On July 31, the U.S. District Court for the Northern District of Georgia barred a purported former preacher, his two sons, and his companies from selling a healthcare business opportunity promising consumers millions of dollars if they participated in an alleged network of Medicaid providers. In fact, according to the Federal Trade Commission (“FTC”) complaint, the defendants' business model required participants to break numerous state and federal laws.
Using “healthcare conferences” at hotels and convention centers across the United States, the defendants promised consumers that they would receive “guaranteed” Medicaid patients and would receive help from the lawyers, doctors, and other professionals on their staff in establishing their healthcare businesses. The FTC charged that the defendants misrepresented the assistance they would provide and that participants could legally earn money from the business, and did not provide participants with the required disclosure statement and earnings disclosures for a franchise. The U.S. District Court granted a temporary restraining order, prohibiting the defendants from continuing their deceptive business practices, freezing their assets, and appointing a receiver.
The operation targeted church-going audiences, advertising their upcoming conferences on Christian radio and television networks. Their traveling road show visited at least 18 different U.S. cities, drawing crowds of up to 1,000 attendees, with many persons paying a $65 registration fee to attend. The defendants held “conferences” in Atlanta, Baltimore, Durham, Chicago, Dallas-Ft. Worth, Memphis, Jacksonville, Nashville, Macon and Columbus, Georgia, St. Louis, Philadelphia, Jackson, Mississippi, Norfolk, Richmond, and Austin.
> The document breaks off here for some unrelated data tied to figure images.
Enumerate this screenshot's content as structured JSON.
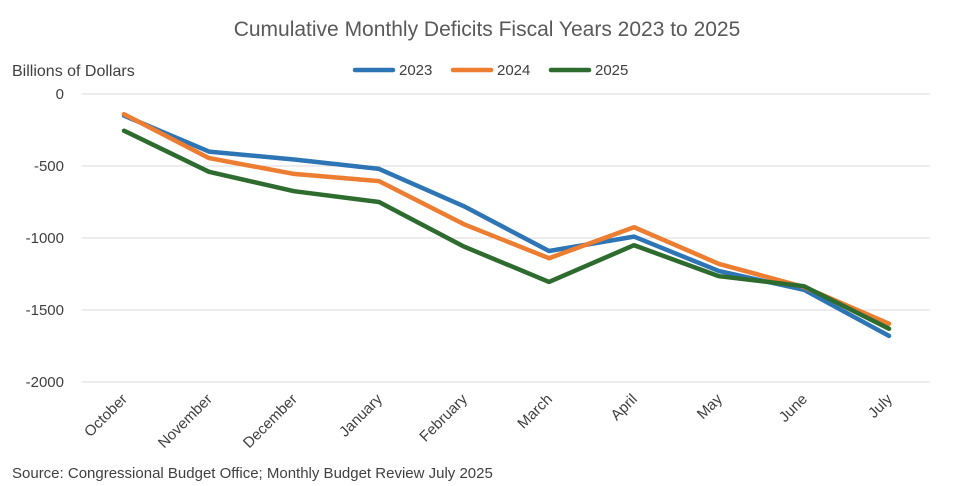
{
  "chart_data": {
    "type": "line",
    "title": "Cumulative Monthly Deficits Fiscal Years 2023 to 2025",
    "ylabel": "Billions of Dollars",
    "xlabel": "",
    "categories": [
      "October",
      "November",
      "December",
      "January",
      "February",
      "March",
      "April",
      "May",
      "June",
      "July"
    ],
    "yticks": [
      "0",
      "-500",
      "-1000",
      "-1500",
      "-2000"
    ],
    "ylim": [
      -2000,
      0
    ],
    "grid": true,
    "legend_position": "top-center",
    "series": [
      {
        "name": "2023",
        "color": "#2e75b6",
        "values": [
          -150,
          -400,
          -455,
          -520,
          -780,
          -1090,
          -990,
          -1230,
          -1360,
          -1680
        ]
      },
      {
        "name": "2024",
        "color": "#ed7d31",
        "values": [
          -140,
          -445,
          -555,
          -605,
          -905,
          -1140,
          -925,
          -1180,
          -1340,
          -1595
        ]
      },
      {
        "name": "2025",
        "color": "#2e6b2e",
        "values": [
          -255,
          -540,
          -675,
          -750,
          -1060,
          -1305,
          -1050,
          -1265,
          -1335,
          -1630
        ]
      }
    ],
    "source": "Source: Congressional Budget Office; Monthly Budget Review July 2025"
  }
}
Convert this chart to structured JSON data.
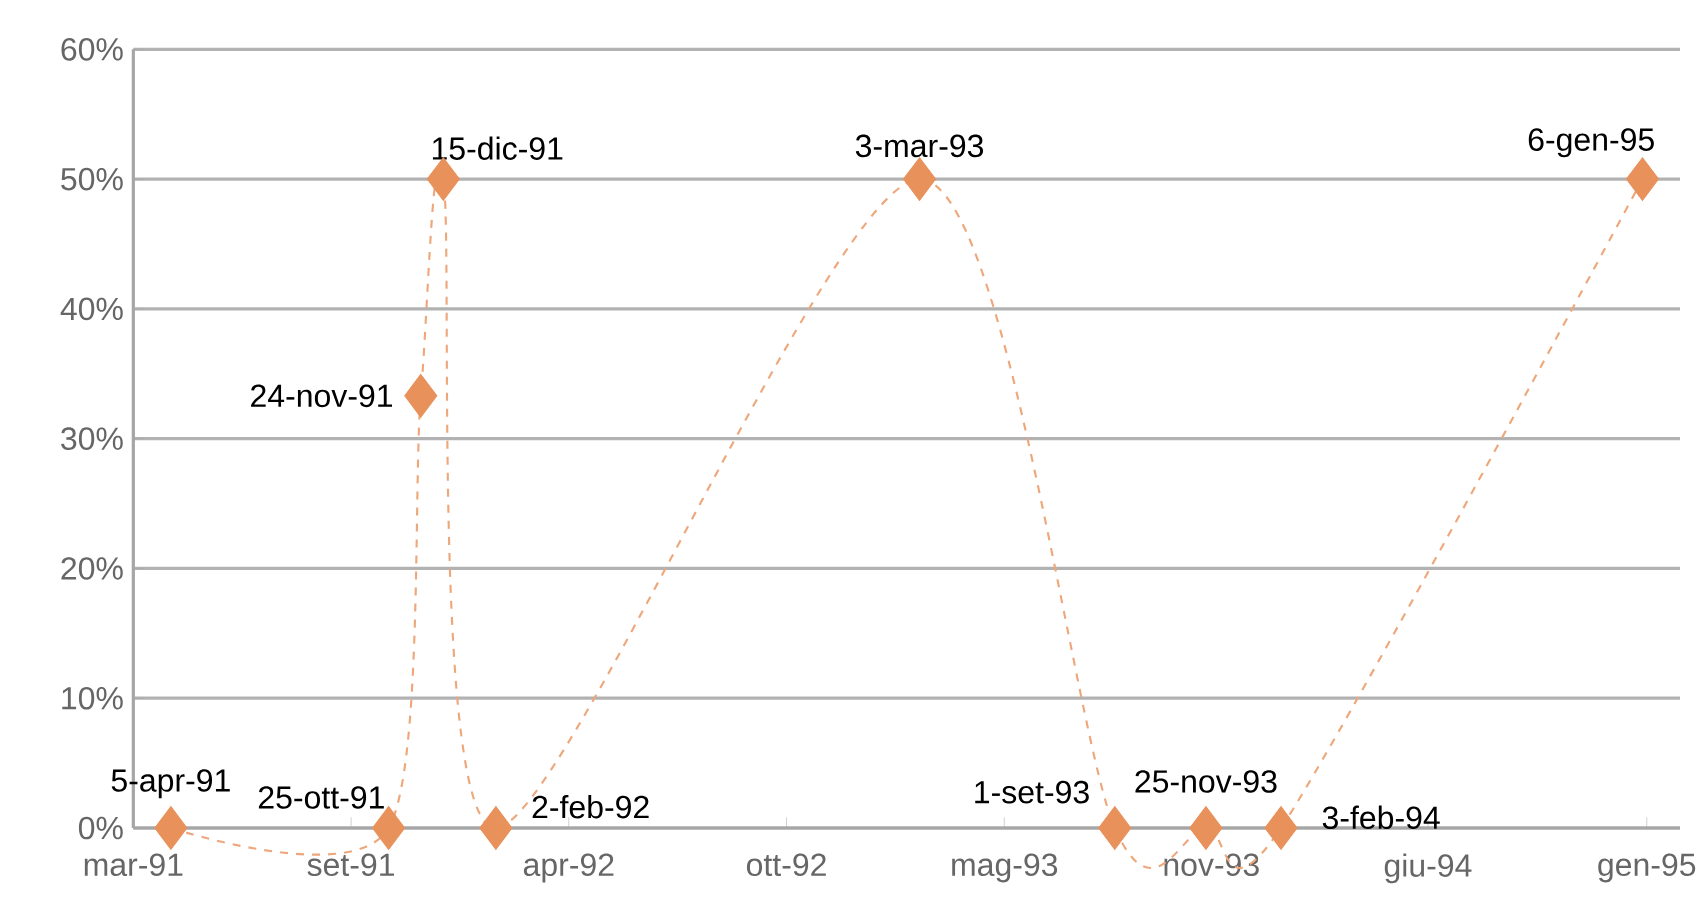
{
  "chart_data": {
    "type": "line",
    "x": [
      "1991-04-05",
      "1991-10-25",
      "1991-11-24",
      "1991-12-15",
      "1992-02-02",
      "1993-03-03",
      "1993-09-01",
      "1993-11-25",
      "1994-02-03",
      "1995-01-06"
    ],
    "series": [
      {
        "color": "#e8915a",
        "values": [
          0,
          0,
          33.3,
          50,
          0,
          50,
          0,
          0,
          0,
          50
        ]
      }
    ],
    "marker": "diamond",
    "line_style": "dashed",
    "xlim": [
      "1991-03-01",
      "1995-02-10"
    ],
    "xticks": [
      {
        "value": "1991-03-01",
        "label": "mar-91"
      },
      {
        "value": "1991-09-20",
        "label": "set-91"
      },
      {
        "value": "1992-04-10",
        "label": "apr-92"
      },
      {
        "value": "1992-10-30",
        "label": "ott-92"
      },
      {
        "value": "1993-05-21",
        "label": "mag-93"
      },
      {
        "value": "1993-11-30",
        "label": "nov-93"
      },
      {
        "value": "1994-06-20",
        "label": "giu-94"
      },
      {
        "value": "1995-01-10",
        "label": "gen-95"
      }
    ],
    "ylim": [
      0,
      60
    ],
    "yticks": [
      {
        "value": 0,
        "label": "0%"
      },
      {
        "value": 10,
        "label": "10%"
      },
      {
        "value": 20,
        "label": "20%"
      },
      {
        "value": 30,
        "label": "30%"
      },
      {
        "value": 40,
        "label": "40%"
      },
      {
        "value": 50,
        "label": "50%"
      },
      {
        "value": 60,
        "label": "60%"
      }
    ],
    "grid": "y",
    "annotations": [
      {
        "text": "5-apr-91",
        "x": "1991-04-05",
        "y": 0
      },
      {
        "text": "25-ott-91",
        "x": "1991-10-25",
        "y": 0
      },
      {
        "text": "24-nov-91",
        "x": "1991-11-24",
        "y": 33.3
      },
      {
        "text": "15-dic-91",
        "x": "1991-12-15",
        "y": 50
      },
      {
        "text": "2-feb-92",
        "x": "1992-02-02",
        "y": 0
      },
      {
        "text": "3-mar-93",
        "x": "1993-03-03",
        "y": 50
      },
      {
        "text": "1-set-93",
        "x": "1993-09-01",
        "y": 0
      },
      {
        "text": "25-nov-93",
        "x": "1993-11-25",
        "y": 0
      },
      {
        "text": "3-feb-94",
        "x": "1994-02-03",
        "y": 0
      },
      {
        "text": "6-gen-95",
        "x": "1995-01-06",
        "y": 50
      }
    ]
  }
}
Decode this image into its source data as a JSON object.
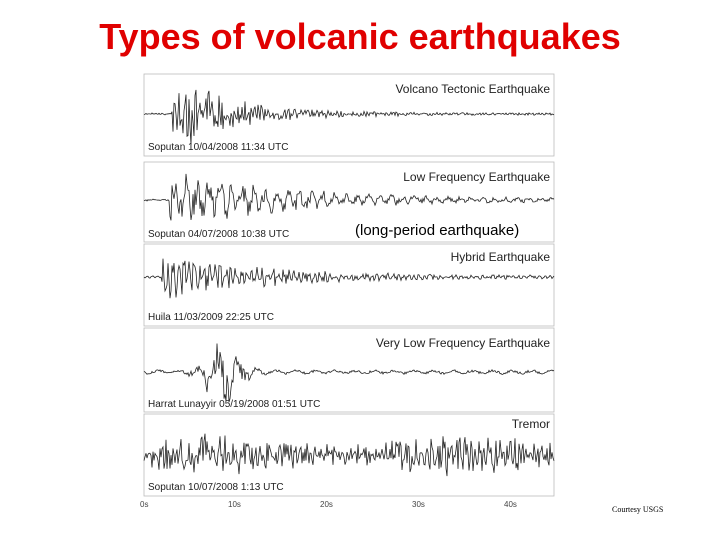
{
  "slide": {
    "title": "Types of volcanic earthquakes",
    "credit": "Courtesy USGS",
    "title_color": "#e00000"
  },
  "figure": {
    "annotation": "(long-period earthquake)",
    "panels": [
      {
        "type": "Volcano Tectonic Earthquake",
        "station": "Soputan 10/04/2008 11:34 UTC"
      },
      {
        "type": "Low Frequency Earthquake",
        "station": "Soputan 04/07/2008 10:38 UTC"
      },
      {
        "type": "Hybrid Earthquake",
        "station": "Huila 11/03/2009 22:25 UTC"
      },
      {
        "type": "Very Low Frequency Earthquake",
        "station": "Harrat Lunayyir 05/19/2008 01:51 UTC"
      },
      {
        "type": "Tremor",
        "station": "Soputan 10/07/2008 1:13 UTC"
      }
    ],
    "time_axis": [
      "0s",
      "10s",
      "20s",
      "30s",
      "40s"
    ]
  }
}
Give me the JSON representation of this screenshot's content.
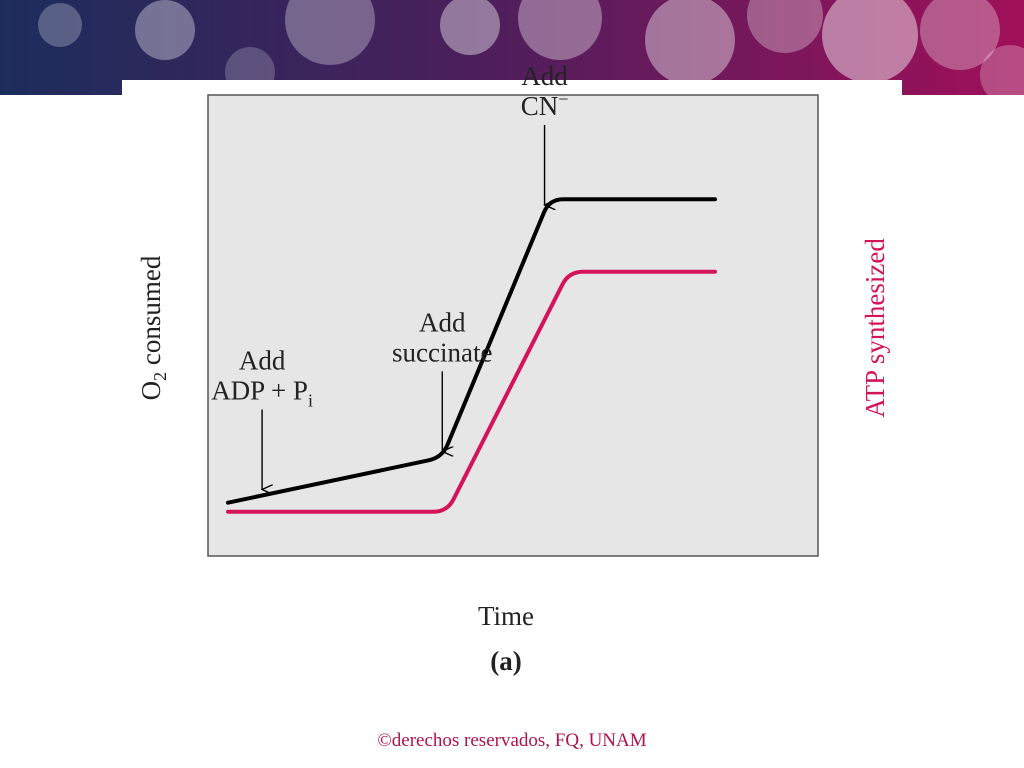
{
  "slide": {
    "footer": "©derechos reservados, FQ, UNAM"
  },
  "chart_data": {
    "type": "line",
    "panel_label": "(a)",
    "xlabel": "Time",
    "ylabel_left": {
      "main": "O",
      "sub": "2",
      "rest": " consumed"
    },
    "ylabel_right": "ATP synthesized",
    "grid": false,
    "x_ticks": "none",
    "y_ticks": "none",
    "colors": {
      "o2": "#000000",
      "atp": "#d4145a",
      "plot_bg": "#e6e6e6",
      "right_label": "#d4145a"
    },
    "series": [
      {
        "key": "o2",
        "points": [
          [
            0.0,
            0.1
          ],
          [
            0.44,
            0.2
          ],
          [
            0.66,
            0.77
          ],
          [
            1.0,
            0.77
          ]
        ]
      },
      {
        "key": "atp",
        "points": [
          [
            0.0,
            0.08
          ],
          [
            0.45,
            0.08
          ],
          [
            0.7,
            0.61
          ],
          [
            1.0,
            0.61
          ]
        ]
      }
    ],
    "annotations": [
      {
        "id": "adp",
        "x": 0.07,
        "line1": "Add",
        "line2": {
          "main": "ADP + P",
          "sub": "i"
        }
      },
      {
        "id": "succinate",
        "x": 0.44,
        "line1": "Add",
        "line2": {
          "main": "succinate",
          "sub": ""
        }
      },
      {
        "id": "cn",
        "x": 0.65,
        "line1": "Add",
        "line2": {
          "main": "CN",
          "sup": "−"
        }
      }
    ]
  }
}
At the conferences, individual defendant Jeffrey W. McLain mixed references to his alleged career as a preacher with descriptions of the huge rewards flowing from his business opportunity. The defendants claimed that they were millionaires and multimillionaires and that for a $2,495 investment, participants would have an opportunity to become as rich as they were. The defendants also ran a telemarketing operation in Marietta, Georgia through which they sold their business opportunity.
The defendants instructed participants to incorporate two companies – a non-profit organization, such as a church, and a for-profit healthcare company which would provide services to Medicaid-eligible clients. The defendants stressed to the participants that the ownership of the non-profit corporation needed to be untraceable to the healthcare company. The non-profit collected donations, such as clothes and furniture, and distributed it to those in need, provided they gave the non-profit their Medicaid information. The participants then funneled the Medicaid information to the for-profit medical services company that supplied its products or services to the recipient and billed Medicaid. The participant also sold the Medicaid information to other providers and received a referral fee between $100 and $500.
According to the FTC's complaint, the defendants failed to disclose that their business model exposed participants to either criminal or civil monetary penalties, as it violated numerous federal and state laws. The complaint also alleged that they misrepresented purchasers could legally make substantial earnings, and receive assistance in establishing and managing their business venture. Finally, the FTC charged that the defendants failed to provide purchasers with the required disclosure statement and made unsubstantiated earnings claims.